The undo gre key command deletes the key number of a GRE tunnel.
By default, the GRE key number is not configured.
| Parameter | Description | Value |
|---|---|---|
| simple key-number-simple |
Specifies the key number used for both ends of a tunnel. The key number is saved in plaintext in the configuration file. Since a simple key number is insecure, it is recommended that you configure the key number in ciphertext on both ends of the tunnel. |
The value is an integer ranging from 0 to 4294967295. |
| cipher |
Indicates that a ciphertext key is displayed. |
- |
| key-number-cipher |
Specifies a simple text key (integer) or a ciphertext key. |
The value can be an integer that ranges from 0 to 4294967295 in simple text or a string of 32 characters or 48 to 128 characters in cipher text. |
Usage Scenario
To enhance GRE tunnel security, run the gre key command to set the key number of a GRE tunnel.
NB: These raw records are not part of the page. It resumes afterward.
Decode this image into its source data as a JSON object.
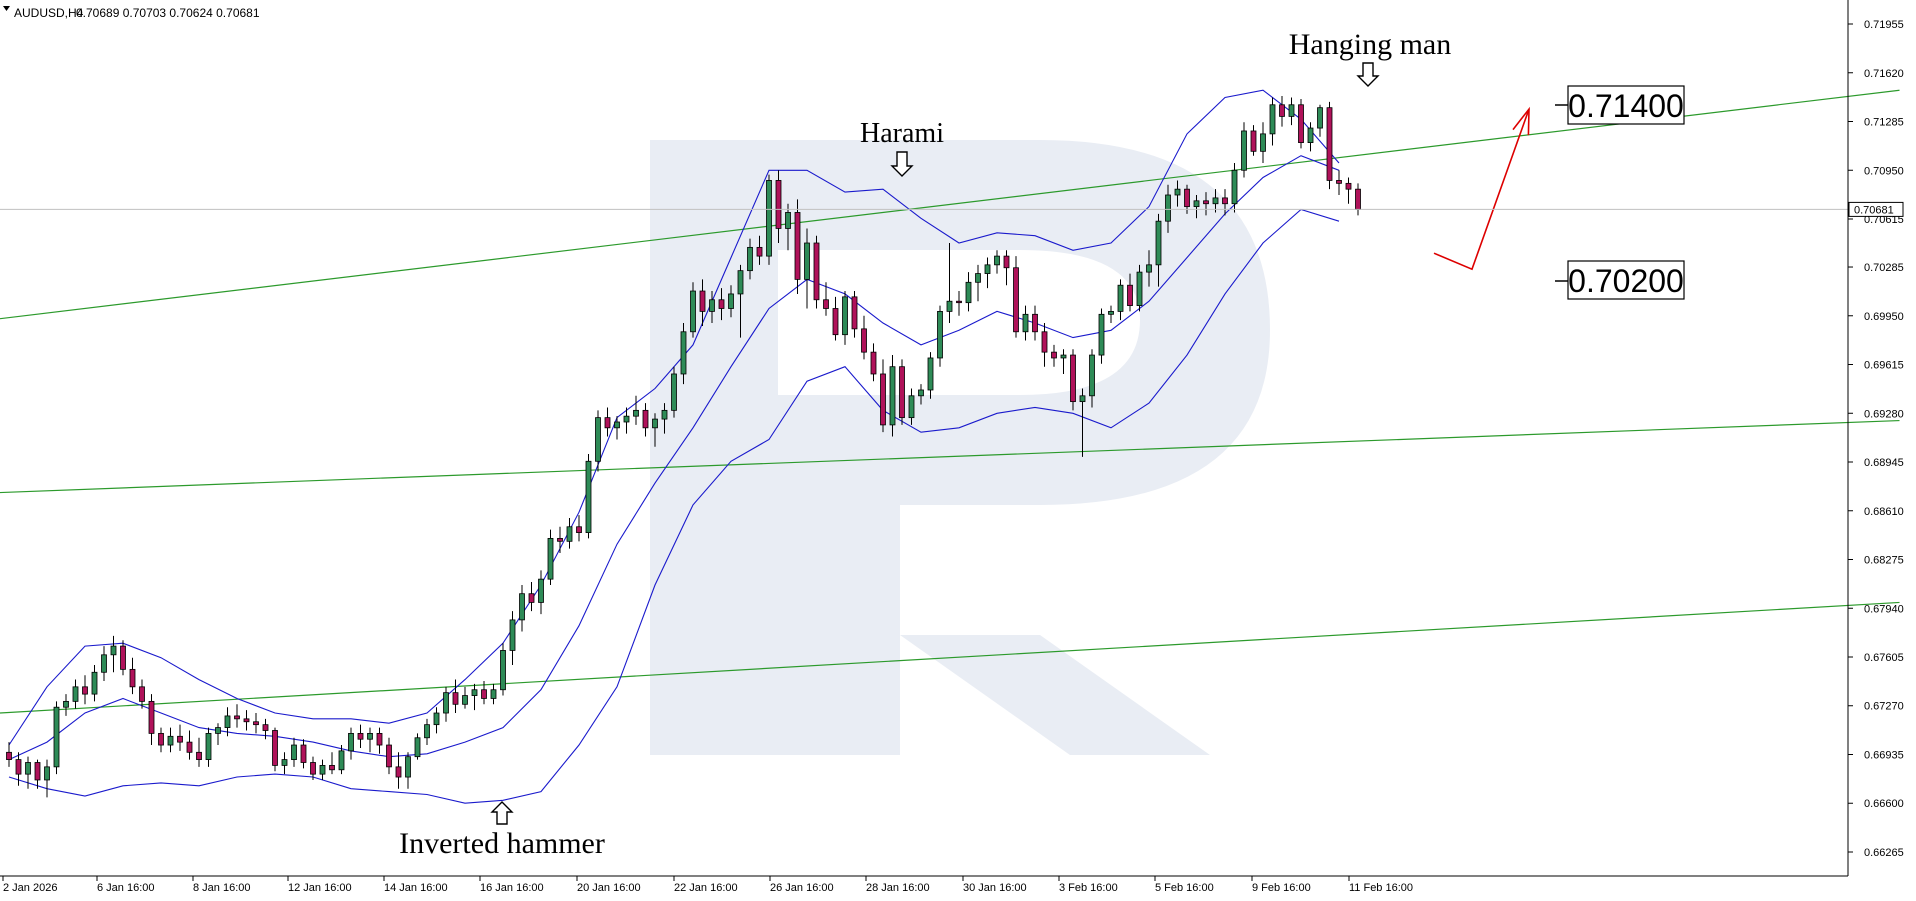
{
  "header": {
    "menu_icon": "triangle-down-icon",
    "symbol": "AUDUSD,H4",
    "ohlc": "0.70689 0.70703 0.70624 0.70681"
  },
  "price_label": "0.70681",
  "annotations": {
    "harami": "Harami",
    "hanging_man": "Hanging man",
    "inverted_hammer": "Inverted hammer",
    "arrow_icon": "hollow-arrow-icon"
  },
  "levels": {
    "upper_target": "0.71400",
    "lower_target": "0.70200"
  },
  "colors": {
    "bull": "#2e8b57",
    "bear": "#b0125a",
    "bands": "#1a1acc",
    "channel": "#2c9a2c",
    "forecast": "#dd0000",
    "watermark": "#e9edf4"
  },
  "chart_data": {
    "type": "candlestick",
    "symbol": "AUDUSD",
    "timeframe": "H4",
    "ylim": [
      0.661,
      0.7212
    ],
    "y_ticks": [
      "0.71955",
      "0.71620",
      "0.71285",
      "0.70950",
      "0.70615",
      "0.70285",
      "0.69950",
      "0.69615",
      "0.69280",
      "0.68945",
      "0.68610",
      "0.68275",
      "0.67940",
      "0.67605",
      "0.67270",
      "0.66935",
      "0.66600",
      "0.66265"
    ],
    "x_ticks": [
      "2 Jan 2026",
      "6 Jan 16:00",
      "8 Jan 16:00",
      "12 Jan 16:00",
      "14 Jan 16:00",
      "16 Jan 16:00",
      "20 Jan 16:00",
      "22 Jan 16:00",
      "26 Jan 16:00",
      "28 Jan 16:00",
      "30 Jan 16:00",
      "3 Feb 16:00",
      "5 Feb 16:00",
      "9 Feb 16:00",
      "11 Feb 16:00"
    ],
    "current_price": 0.70681,
    "candles": [
      [
        0.6695,
        0.6702,
        0.6685,
        0.669
      ],
      [
        0.669,
        0.6695,
        0.6672,
        0.668
      ],
      [
        0.668,
        0.6692,
        0.667,
        0.6688
      ],
      [
        0.6688,
        0.669,
        0.667,
        0.6676
      ],
      [
        0.6676,
        0.669,
        0.6664,
        0.6685
      ],
      [
        0.6685,
        0.673,
        0.668,
        0.6726
      ],
      [
        0.6726,
        0.6735,
        0.672,
        0.673
      ],
      [
        0.673,
        0.6745,
        0.6725,
        0.674
      ],
      [
        0.674,
        0.6748,
        0.6728,
        0.6735
      ],
      [
        0.6735,
        0.6755,
        0.673,
        0.675
      ],
      [
        0.675,
        0.6768,
        0.6744,
        0.6762
      ],
      [
        0.6762,
        0.6775,
        0.675,
        0.6768
      ],
      [
        0.6768,
        0.6772,
        0.6748,
        0.6752
      ],
      [
        0.6752,
        0.676,
        0.6735,
        0.674
      ],
      [
        0.674,
        0.6745,
        0.6725,
        0.673
      ],
      [
        0.673,
        0.6735,
        0.67,
        0.6708
      ],
      [
        0.6708,
        0.6712,
        0.6695,
        0.67
      ],
      [
        0.67,
        0.6712,
        0.6695,
        0.6706
      ],
      [
        0.6706,
        0.6714,
        0.6696,
        0.6702
      ],
      [
        0.6702,
        0.671,
        0.669,
        0.6695
      ],
      [
        0.6695,
        0.6705,
        0.6685,
        0.669
      ],
      [
        0.669,
        0.6712,
        0.6685,
        0.6708
      ],
      [
        0.6708,
        0.6715,
        0.67,
        0.6712
      ],
      [
        0.6712,
        0.6726,
        0.6706,
        0.672
      ],
      [
        0.672,
        0.6728,
        0.6712,
        0.6718
      ],
      [
        0.6718,
        0.6724,
        0.671,
        0.6716
      ],
      [
        0.6716,
        0.6722,
        0.6708,
        0.6714
      ],
      [
        0.6714,
        0.6718,
        0.6704,
        0.671
      ],
      [
        0.671,
        0.6712,
        0.6682,
        0.6686
      ],
      [
        0.6686,
        0.6695,
        0.668,
        0.669
      ],
      [
        0.669,
        0.6705,
        0.6685,
        0.67
      ],
      [
        0.67,
        0.6704,
        0.6684,
        0.6688
      ],
      [
        0.6688,
        0.6692,
        0.6676,
        0.668
      ],
      [
        0.668,
        0.669,
        0.6676,
        0.6686
      ],
      [
        0.6686,
        0.6695,
        0.668,
        0.6683
      ],
      [
        0.6683,
        0.67,
        0.668,
        0.6696
      ],
      [
        0.6696,
        0.6712,
        0.669,
        0.6708
      ],
      [
        0.6708,
        0.6714,
        0.6698,
        0.6704
      ],
      [
        0.6704,
        0.6712,
        0.6695,
        0.6708
      ],
      [
        0.6708,
        0.6712,
        0.6694,
        0.67
      ],
      [
        0.67,
        0.6705,
        0.668,
        0.6685
      ],
      [
        0.6685,
        0.6695,
        0.667,
        0.6678
      ],
      [
        0.6678,
        0.6695,
        0.667,
        0.6692
      ],
      [
        0.6692,
        0.6708,
        0.669,
        0.6705
      ],
      [
        0.6705,
        0.6718,
        0.67,
        0.6714
      ],
      [
        0.6714,
        0.6726,
        0.6708,
        0.6722
      ],
      [
        0.6722,
        0.674,
        0.6716,
        0.6736
      ],
      [
        0.6736,
        0.6745,
        0.6722,
        0.6728
      ],
      [
        0.6728,
        0.674,
        0.6725,
        0.6734
      ],
      [
        0.6734,
        0.6742,
        0.6724,
        0.6738
      ],
      [
        0.6738,
        0.6744,
        0.6728,
        0.6732
      ],
      [
        0.6732,
        0.6742,
        0.6728,
        0.6738
      ],
      [
        0.6738,
        0.677,
        0.6734,
        0.6765
      ],
      [
        0.6765,
        0.6792,
        0.6755,
        0.6786
      ],
      [
        0.6786,
        0.681,
        0.6778,
        0.6804
      ],
      [
        0.6804,
        0.6812,
        0.6792,
        0.6798
      ],
      [
        0.6798,
        0.682,
        0.679,
        0.6814
      ],
      [
        0.6814,
        0.6848,
        0.681,
        0.6842
      ],
      [
        0.6842,
        0.685,
        0.6832,
        0.684
      ],
      [
        0.684,
        0.6856,
        0.6835,
        0.685
      ],
      [
        0.685,
        0.6858,
        0.684,
        0.6846
      ],
      [
        0.6846,
        0.69,
        0.6842,
        0.6895
      ],
      [
        0.6895,
        0.693,
        0.6888,
        0.6925
      ],
      [
        0.6925,
        0.6932,
        0.6912,
        0.6918
      ],
      [
        0.6918,
        0.6926,
        0.691,
        0.6922
      ],
      [
        0.6922,
        0.6932,
        0.6914,
        0.6926
      ],
      [
        0.6926,
        0.694,
        0.692,
        0.693
      ],
      [
        0.693,
        0.6935,
        0.6912,
        0.6918
      ],
      [
        0.6918,
        0.6928,
        0.6905,
        0.6924
      ],
      [
        0.6924,
        0.6935,
        0.6914,
        0.693
      ],
      [
        0.693,
        0.696,
        0.6925,
        0.6955
      ],
      [
        0.6955,
        0.699,
        0.6948,
        0.6984
      ],
      [
        0.6984,
        0.7018,
        0.698,
        0.7012
      ],
      [
        0.7012,
        0.702,
        0.6988,
        0.6998
      ],
      [
        0.6998,
        0.7012,
        0.699,
        0.7006
      ],
      [
        0.7006,
        0.7014,
        0.6992,
        0.7
      ],
      [
        0.7,
        0.7016,
        0.6994,
        0.701
      ],
      [
        0.701,
        0.703,
        0.698,
        0.7026
      ],
      [
        0.7026,
        0.7048,
        0.702,
        0.7042
      ],
      [
        0.7042,
        0.705,
        0.703,
        0.7036
      ],
      [
        0.7036,
        0.7092,
        0.703,
        0.7088
      ],
      [
        0.7088,
        0.7095,
        0.7045,
        0.7055
      ],
      [
        0.7055,
        0.7072,
        0.704,
        0.7066
      ],
      [
        0.7066,
        0.7075,
        0.701,
        0.702
      ],
      [
        0.702,
        0.7055,
        0.7,
        0.7045
      ],
      [
        0.7045,
        0.705,
        0.7,
        0.7006
      ],
      [
        0.7006,
        0.7018,
        0.6995,
        0.7
      ],
      [
        0.7,
        0.7008,
        0.6978,
        0.6982
      ],
      [
        0.6982,
        0.7012,
        0.6975,
        0.7008
      ],
      [
        0.7008,
        0.7012,
        0.698,
        0.6986
      ],
      [
        0.6986,
        0.6995,
        0.6965,
        0.697
      ],
      [
        0.697,
        0.6976,
        0.695,
        0.6955
      ],
      [
        0.6955,
        0.6965,
        0.6915,
        0.692
      ],
      [
        0.692,
        0.6968,
        0.6912,
        0.696
      ],
      [
        0.696,
        0.6965,
        0.692,
        0.6925
      ],
      [
        0.6925,
        0.6945,
        0.692,
        0.694
      ],
      [
        0.694,
        0.6948,
        0.6934,
        0.6944
      ],
      [
        0.6944,
        0.697,
        0.6938,
        0.6966
      ],
      [
        0.6966,
        0.7002,
        0.696,
        0.6998
      ],
      [
        0.6998,
        0.7045,
        0.699,
        0.7005
      ],
      [
        0.7005,
        0.7012,
        0.6995,
        0.7004
      ],
      [
        0.7004,
        0.7025,
        0.6998,
        0.7018
      ],
      [
        0.7018,
        0.703,
        0.7005,
        0.7024
      ],
      [
        0.7024,
        0.7035,
        0.7014,
        0.703
      ],
      [
        0.703,
        0.704,
        0.7024,
        0.7036
      ],
      [
        0.7036,
        0.704,
        0.7016,
        0.7028
      ],
      [
        0.7028,
        0.7036,
        0.698,
        0.6984
      ],
      [
        0.6984,
        0.7002,
        0.6978,
        0.6996
      ],
      [
        0.6996,
        0.7002,
        0.6978,
        0.6984
      ],
      [
        0.6984,
        0.699,
        0.696,
        0.697
      ],
      [
        0.697,
        0.6975,
        0.696,
        0.6966
      ],
      [
        0.6966,
        0.6972,
        0.6955,
        0.6968
      ],
      [
        0.6968,
        0.6972,
        0.693,
        0.6936
      ],
      [
        0.6936,
        0.6945,
        0.6898,
        0.694
      ],
      [
        0.694,
        0.6972,
        0.6932,
        0.6968
      ],
      [
        0.6968,
        0.7,
        0.6962,
        0.6996
      ],
      [
        0.6996,
        0.7002,
        0.699,
        0.6998
      ],
      [
        0.6998,
        0.702,
        0.6992,
        0.7016
      ],
      [
        0.7016,
        0.7024,
        0.6998,
        0.7002
      ],
      [
        0.7002,
        0.703,
        0.6998,
        0.7025
      ],
      [
        0.7025,
        0.704,
        0.7015,
        0.703
      ],
      [
        0.703,
        0.7065,
        0.7015,
        0.706
      ],
      [
        0.706,
        0.7085,
        0.7052,
        0.7078
      ],
      [
        0.7078,
        0.7088,
        0.707,
        0.7082
      ],
      [
        0.7082,
        0.7085,
        0.7065,
        0.707
      ],
      [
        0.707,
        0.7078,
        0.7062,
        0.7074
      ],
      [
        0.7074,
        0.708,
        0.7064,
        0.7072
      ],
      [
        0.7072,
        0.7082,
        0.7066,
        0.7076
      ],
      [
        0.7076,
        0.7082,
        0.7064,
        0.7072
      ],
      [
        0.7072,
        0.71,
        0.7066,
        0.7095
      ],
      [
        0.7095,
        0.7128,
        0.709,
        0.7122
      ],
      [
        0.7122,
        0.7126,
        0.7105,
        0.7108
      ],
      [
        0.7108,
        0.7128,
        0.71,
        0.712
      ],
      [
        0.712,
        0.7145,
        0.7112,
        0.714
      ],
      [
        0.714,
        0.7146,
        0.7125,
        0.7132
      ],
      [
        0.7132,
        0.7145,
        0.7126,
        0.714
      ],
      [
        0.714,
        0.7144,
        0.711,
        0.7114
      ],
      [
        0.7114,
        0.7128,
        0.7108,
        0.7124
      ],
      [
        0.7124,
        0.714,
        0.7118,
        0.7138
      ],
      [
        0.7138,
        0.7142,
        0.7082,
        0.7088
      ],
      [
        0.7088,
        0.7095,
        0.7078,
        0.7086
      ],
      [
        0.7086,
        0.709,
        0.7072,
        0.7082
      ],
      [
        0.7082,
        0.7086,
        0.7064,
        0.7068
      ]
    ],
    "bollinger": {
      "x_index": [
        0,
        4,
        8,
        12,
        16,
        20,
        24,
        28,
        32,
        36,
        40,
        44,
        48,
        52,
        56,
        60,
        64,
        68,
        72,
        76,
        80,
        84,
        88,
        92,
        96,
        100,
        104,
        108,
        112,
        116,
        120,
        124,
        128,
        132,
        136,
        140
      ],
      "upper": [
        0.67,
        0.674,
        0.6768,
        0.677,
        0.676,
        0.6745,
        0.6732,
        0.6722,
        0.6718,
        0.6718,
        0.6715,
        0.6722,
        0.6745,
        0.677,
        0.681,
        0.686,
        0.6925,
        0.6945,
        0.6975,
        0.7035,
        0.7095,
        0.7095,
        0.708,
        0.7082,
        0.7062,
        0.7045,
        0.7052,
        0.705,
        0.704,
        0.7045,
        0.707,
        0.712,
        0.7145,
        0.715,
        0.713,
        0.71
      ],
      "mid": [
        0.669,
        0.6702,
        0.6722,
        0.6732,
        0.6722,
        0.6712,
        0.6708,
        0.6706,
        0.6702,
        0.6696,
        0.6692,
        0.6694,
        0.6702,
        0.6712,
        0.6738,
        0.6782,
        0.6838,
        0.688,
        0.6918,
        0.696,
        0.7,
        0.702,
        0.701,
        0.699,
        0.6975,
        0.6985,
        0.6998,
        0.699,
        0.698,
        0.6985,
        0.7005,
        0.7035,
        0.7065,
        0.709,
        0.7105,
        0.7095
      ],
      "lower": [
        0.6678,
        0.667,
        0.6665,
        0.6672,
        0.6674,
        0.6672,
        0.6678,
        0.668,
        0.6678,
        0.667,
        0.6668,
        0.6666,
        0.666,
        0.6662,
        0.6668,
        0.67,
        0.674,
        0.681,
        0.6865,
        0.6895,
        0.691,
        0.695,
        0.696,
        0.693,
        0.6915,
        0.6918,
        0.6928,
        0.6932,
        0.6928,
        0.6918,
        0.6935,
        0.6968,
        0.701,
        0.7045,
        0.7068,
        0.706
      ]
    },
    "channel_lines": [
      {
        "x_index": [
          0,
          199
        ],
        "y": [
          0.6993,
          0.715
        ]
      },
      {
        "x_index": [
          0,
          199
        ],
        "y": [
          0.68735,
          0.6923
        ]
      },
      {
        "x_index": [
          0,
          199
        ],
        "y": [
          0.6722,
          0.6798
        ]
      }
    ],
    "forecast_arrow": {
      "x_index": [
        150,
        154,
        160
      ],
      "y": [
        0.7038,
        0.7027,
        0.7137
      ]
    },
    "xlabel": "",
    "ylabel": ""
  }
}
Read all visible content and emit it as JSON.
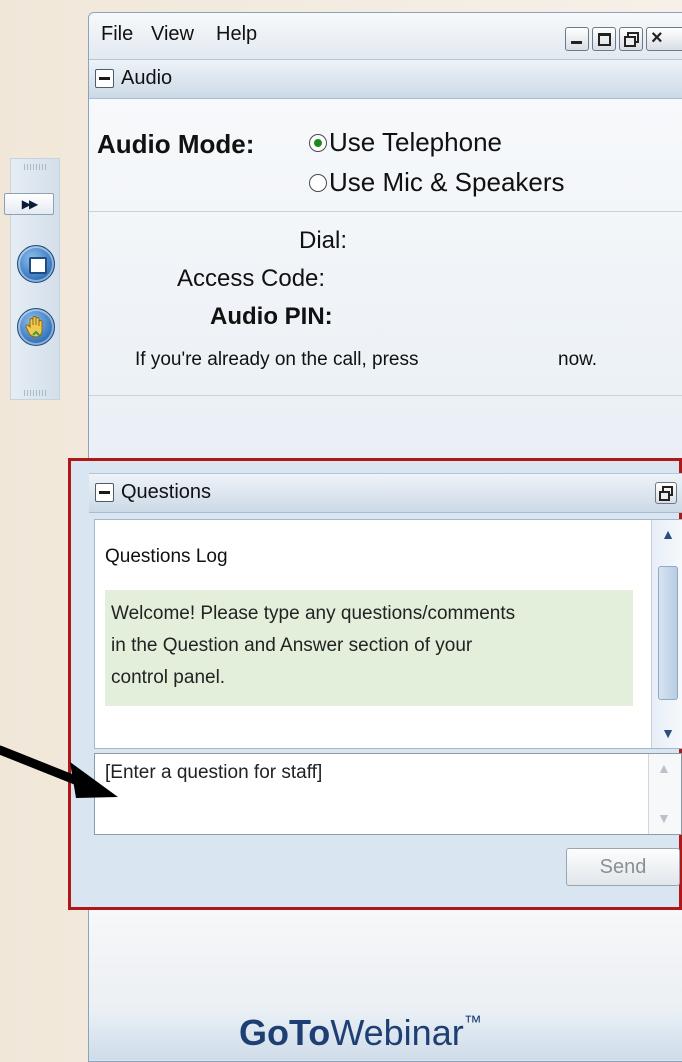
{
  "menu": [
    "File",
    "View",
    "Help"
  ],
  "audio": {
    "section_title": "Audio",
    "mode_label": "Audio Mode:",
    "options": [
      "Use Telephone",
      "Use Mic & Speakers"
    ],
    "selected_option": "Use Telephone",
    "dial_label": "Dial:",
    "access_code_label": "Access Code:",
    "pin_label": "Audio PIN:",
    "call_note_start": "If you're already on the call, press",
    "call_note_end": "now."
  },
  "questions": {
    "section_title": "Questions",
    "log_title": "Questions Log",
    "welcome_lines": [
      "Welcome! Please type any questions/comments",
      "in the Question and Answer section of your",
      "control panel."
    ],
    "entry_value": "[Enter a question for staff]",
    "send_label": "Send"
  },
  "branding": {
    "goto": "GoTo",
    "webinar": "Webinar",
    "tm": "™",
    "brand_color": "#1d3f73"
  },
  "icons": [
    "fast-forward-icon",
    "screen-icon",
    "raise-hand-icon",
    "minimize-icon",
    "maximize-icon",
    "restore-icon",
    "close-icon",
    "collapse-icon",
    "popout-icon",
    "scroll-up-icon",
    "scroll-down-icon",
    "pointer-arrow-icon"
  ]
}
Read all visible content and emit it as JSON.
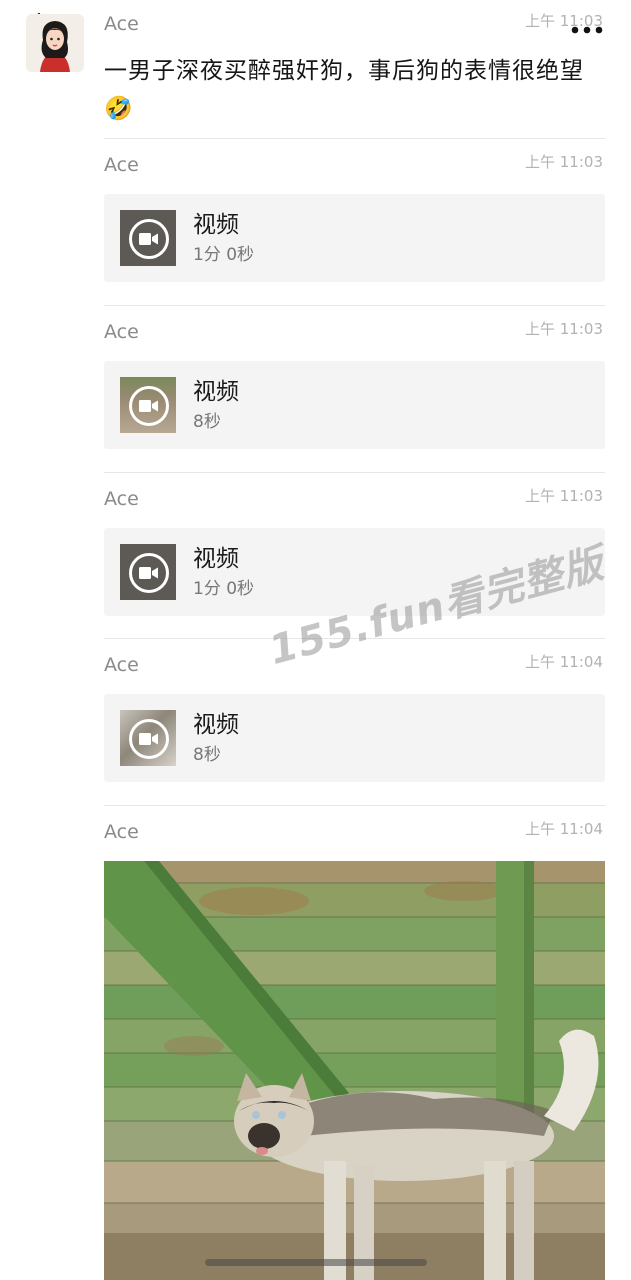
{
  "top_bar": {
    "back_icon": "chevron-left-icon",
    "more_icon": "ellipsis-icon"
  },
  "messages": [
    {
      "sender": "Ace",
      "time": "上午 11:03",
      "text": "一男子深夜买醉强奸狗，事后狗的表情很绝望",
      "emoji": "🤣"
    },
    {
      "sender": "Ace",
      "time": "上午 11:03",
      "video_title": "视频",
      "duration": "1分 0秒"
    },
    {
      "sender": "Ace",
      "time": "上午 11:03",
      "video_title": "视频",
      "duration": "8秒"
    },
    {
      "sender": "Ace",
      "time": "上午 11:03",
      "video_title": "视频",
      "duration": "1分 0秒"
    },
    {
      "sender": "Ace",
      "time": "上午 11:04",
      "video_title": "视频",
      "duration": "8秒"
    },
    {
      "sender": "Ace",
      "time": "上午 11:04",
      "image": "dog-photo"
    }
  ],
  "watermark": "155.fun看完整版",
  "colors": {
    "card_bg": "#f4f4f4",
    "secondary_text": "#8a8a8a",
    "time_text": "#b2b2b2"
  }
}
The key number of a GRE tunnel can be used to prevent one end from identifying or receiving packets from another end that has a different key number.
Prerequisites
The encapsulation mode of a tunnel has been configured as GRE using the tunnel-protocol gre command.
Configuration Impact
If the gre key command is run more than once, the latest configuration overrides the previous one.
Follow-up Procedure
Precautions
If the gre key command is run, the transmit and receive ends will authenticate the key number of packets. Only the packets with the same key number on both ends of the tunnel can pass the authentication. Otherwise, the packets will be dropped. Therefore, if you specify the key number on both ends of a tunnel, set the same value for both ends. You can also specify no key number on both ends.